Bulma: „How do you two feel? You sure had a few drinks too much yesterday, so we just thought we'd leave you alone and went to bed. Hope you haven't got a head-ache?"

Goku shook his head, drooling over the yummy breakfast ChiChi was loading on his plate. Vegeta looked at Bulma, suspicion growing in him. *Does she know?* Bulma just smiled at him.


Bulma and ChiChi had almost pissed themselves when they'd heard the screaming and ranting coming from the bedroom, everything had worked out so well! Their men sure deserved this little lesson. They wouldn't learn anything from it, but the girls had had their fun, and that was worth it.

Some time later, the guys had gone of for some sparring.
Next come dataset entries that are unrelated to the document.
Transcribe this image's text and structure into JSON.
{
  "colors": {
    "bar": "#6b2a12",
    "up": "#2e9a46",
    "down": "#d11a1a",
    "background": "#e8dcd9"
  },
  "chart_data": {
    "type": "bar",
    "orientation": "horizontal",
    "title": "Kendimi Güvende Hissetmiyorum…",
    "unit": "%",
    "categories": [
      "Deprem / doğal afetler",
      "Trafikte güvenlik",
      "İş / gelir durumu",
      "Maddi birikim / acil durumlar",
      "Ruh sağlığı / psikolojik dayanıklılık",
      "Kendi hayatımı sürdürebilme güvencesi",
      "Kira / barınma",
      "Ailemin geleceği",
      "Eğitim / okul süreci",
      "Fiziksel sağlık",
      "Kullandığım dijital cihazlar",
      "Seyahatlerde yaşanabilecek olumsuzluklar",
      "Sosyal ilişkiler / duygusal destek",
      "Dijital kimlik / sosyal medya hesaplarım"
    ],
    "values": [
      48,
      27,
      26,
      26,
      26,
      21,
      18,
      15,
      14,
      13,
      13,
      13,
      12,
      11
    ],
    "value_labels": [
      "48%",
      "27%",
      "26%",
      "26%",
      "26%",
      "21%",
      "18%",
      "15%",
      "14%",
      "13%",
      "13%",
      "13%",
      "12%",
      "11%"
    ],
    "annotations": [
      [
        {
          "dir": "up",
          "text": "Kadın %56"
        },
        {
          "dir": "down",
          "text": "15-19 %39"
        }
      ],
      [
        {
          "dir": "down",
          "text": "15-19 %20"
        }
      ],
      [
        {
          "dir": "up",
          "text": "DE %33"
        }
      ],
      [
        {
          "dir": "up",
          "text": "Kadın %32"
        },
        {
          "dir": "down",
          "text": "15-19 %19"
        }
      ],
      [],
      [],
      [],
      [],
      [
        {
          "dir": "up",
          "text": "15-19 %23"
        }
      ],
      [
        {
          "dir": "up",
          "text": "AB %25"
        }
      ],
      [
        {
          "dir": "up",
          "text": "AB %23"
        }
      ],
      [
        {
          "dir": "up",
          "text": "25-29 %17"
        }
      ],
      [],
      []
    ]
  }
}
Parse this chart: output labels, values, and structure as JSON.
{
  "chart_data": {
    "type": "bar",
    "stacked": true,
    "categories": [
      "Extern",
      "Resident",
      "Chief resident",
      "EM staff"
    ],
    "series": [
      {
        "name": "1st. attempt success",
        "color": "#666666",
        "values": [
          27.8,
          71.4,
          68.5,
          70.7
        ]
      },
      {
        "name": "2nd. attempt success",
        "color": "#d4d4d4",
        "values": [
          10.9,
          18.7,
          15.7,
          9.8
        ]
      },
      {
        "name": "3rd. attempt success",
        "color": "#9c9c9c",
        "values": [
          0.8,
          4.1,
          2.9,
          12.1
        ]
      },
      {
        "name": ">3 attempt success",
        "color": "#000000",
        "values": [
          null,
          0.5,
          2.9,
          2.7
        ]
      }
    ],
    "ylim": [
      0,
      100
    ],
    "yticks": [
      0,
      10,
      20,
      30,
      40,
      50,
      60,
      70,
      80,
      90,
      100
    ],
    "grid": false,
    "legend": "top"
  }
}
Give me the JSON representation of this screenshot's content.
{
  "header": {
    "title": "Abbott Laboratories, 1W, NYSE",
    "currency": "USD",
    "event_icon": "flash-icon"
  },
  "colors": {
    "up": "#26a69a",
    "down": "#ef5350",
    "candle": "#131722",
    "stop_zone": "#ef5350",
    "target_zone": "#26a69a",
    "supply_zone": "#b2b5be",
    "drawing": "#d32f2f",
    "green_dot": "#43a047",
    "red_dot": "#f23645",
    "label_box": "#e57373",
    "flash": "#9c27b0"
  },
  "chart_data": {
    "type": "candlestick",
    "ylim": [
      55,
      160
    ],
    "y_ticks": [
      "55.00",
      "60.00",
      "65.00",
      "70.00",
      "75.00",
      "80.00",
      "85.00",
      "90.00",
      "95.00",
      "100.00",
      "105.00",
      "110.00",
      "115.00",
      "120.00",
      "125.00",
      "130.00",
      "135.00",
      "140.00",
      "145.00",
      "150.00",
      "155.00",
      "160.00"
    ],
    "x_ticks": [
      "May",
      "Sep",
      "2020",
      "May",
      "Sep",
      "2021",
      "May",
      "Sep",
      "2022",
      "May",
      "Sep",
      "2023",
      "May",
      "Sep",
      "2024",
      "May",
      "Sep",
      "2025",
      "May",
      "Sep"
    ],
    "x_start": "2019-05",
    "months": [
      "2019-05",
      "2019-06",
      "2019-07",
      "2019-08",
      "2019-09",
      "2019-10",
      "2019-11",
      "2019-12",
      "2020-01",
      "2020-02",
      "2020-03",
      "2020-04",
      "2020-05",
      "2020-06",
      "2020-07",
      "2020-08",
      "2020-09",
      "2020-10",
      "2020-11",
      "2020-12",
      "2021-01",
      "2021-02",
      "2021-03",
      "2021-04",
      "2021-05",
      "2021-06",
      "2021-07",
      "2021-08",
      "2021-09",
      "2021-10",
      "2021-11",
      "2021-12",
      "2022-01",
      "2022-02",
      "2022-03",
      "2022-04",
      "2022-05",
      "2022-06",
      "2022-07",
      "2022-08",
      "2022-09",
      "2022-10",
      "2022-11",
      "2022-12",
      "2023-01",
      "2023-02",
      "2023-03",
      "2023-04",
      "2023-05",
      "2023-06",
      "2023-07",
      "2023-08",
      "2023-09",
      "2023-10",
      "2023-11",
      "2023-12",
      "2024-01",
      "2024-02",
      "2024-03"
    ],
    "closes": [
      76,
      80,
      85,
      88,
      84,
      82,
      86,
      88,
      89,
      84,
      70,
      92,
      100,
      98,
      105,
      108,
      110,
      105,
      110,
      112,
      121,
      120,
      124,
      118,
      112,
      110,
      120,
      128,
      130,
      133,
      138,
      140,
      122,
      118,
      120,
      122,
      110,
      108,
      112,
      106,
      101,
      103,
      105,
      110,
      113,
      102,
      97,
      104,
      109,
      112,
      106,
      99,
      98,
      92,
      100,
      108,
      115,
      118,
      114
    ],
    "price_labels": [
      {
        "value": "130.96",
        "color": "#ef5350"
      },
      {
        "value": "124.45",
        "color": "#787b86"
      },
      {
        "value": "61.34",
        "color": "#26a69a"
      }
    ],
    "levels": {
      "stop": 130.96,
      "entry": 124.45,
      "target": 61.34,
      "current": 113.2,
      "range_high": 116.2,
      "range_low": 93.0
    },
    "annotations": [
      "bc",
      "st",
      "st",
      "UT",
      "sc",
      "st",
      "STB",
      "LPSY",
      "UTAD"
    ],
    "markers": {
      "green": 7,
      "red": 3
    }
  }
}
ChiChi and Bulma only noticed that something was out of the ordinary when they couldn't hear the sounds of fighting from outside. When they checked, they couldn't even find their husbands outside - no strange name attacks or blasts disrupting the peacefulness. So they started looking for them inside the capsule corp buliding.... After a while of searching for the Saiyan-jis, Bulma opened the door to her bedroom just a bit, not expecting to find them in there... but stopped and paled.

Bulma: O_O ...

ChiChi saw her change of expression. „Bulma, what - ?" The scene was too shocking for her brain to comprehend, so she fell back anime style and stayed that way.


Inside the bedroom, Vegeta and Goku were lying cuddled up to each other, in a very compromising situation... or so it seemed. As soon as Vegeta saw that his plan had worked, he jumped out of the bed, the second time that day, and got dressed again.

„Kakarrot, I'm SO glad I'll never have to touch you AGAIN other than smash your face to pulp.... but the look on my woman's face was priceless. Getting my back on them was worth even this degrading situation."

Goku blinked, his eyes filled with tears and he started sobbing.Genuinely hurt, he whined: „Does that mean you don't love me? sob It felt so good when you touched me that way..."

Vegeta looked at Goku, not believing what he was hearing, and flew off (shattering a window) as fast as he could, clearly disgusted.

Goku chuckled. *Vegeta's just too dumb*

***THE END**** sorry you had to go through this, but I warned ya!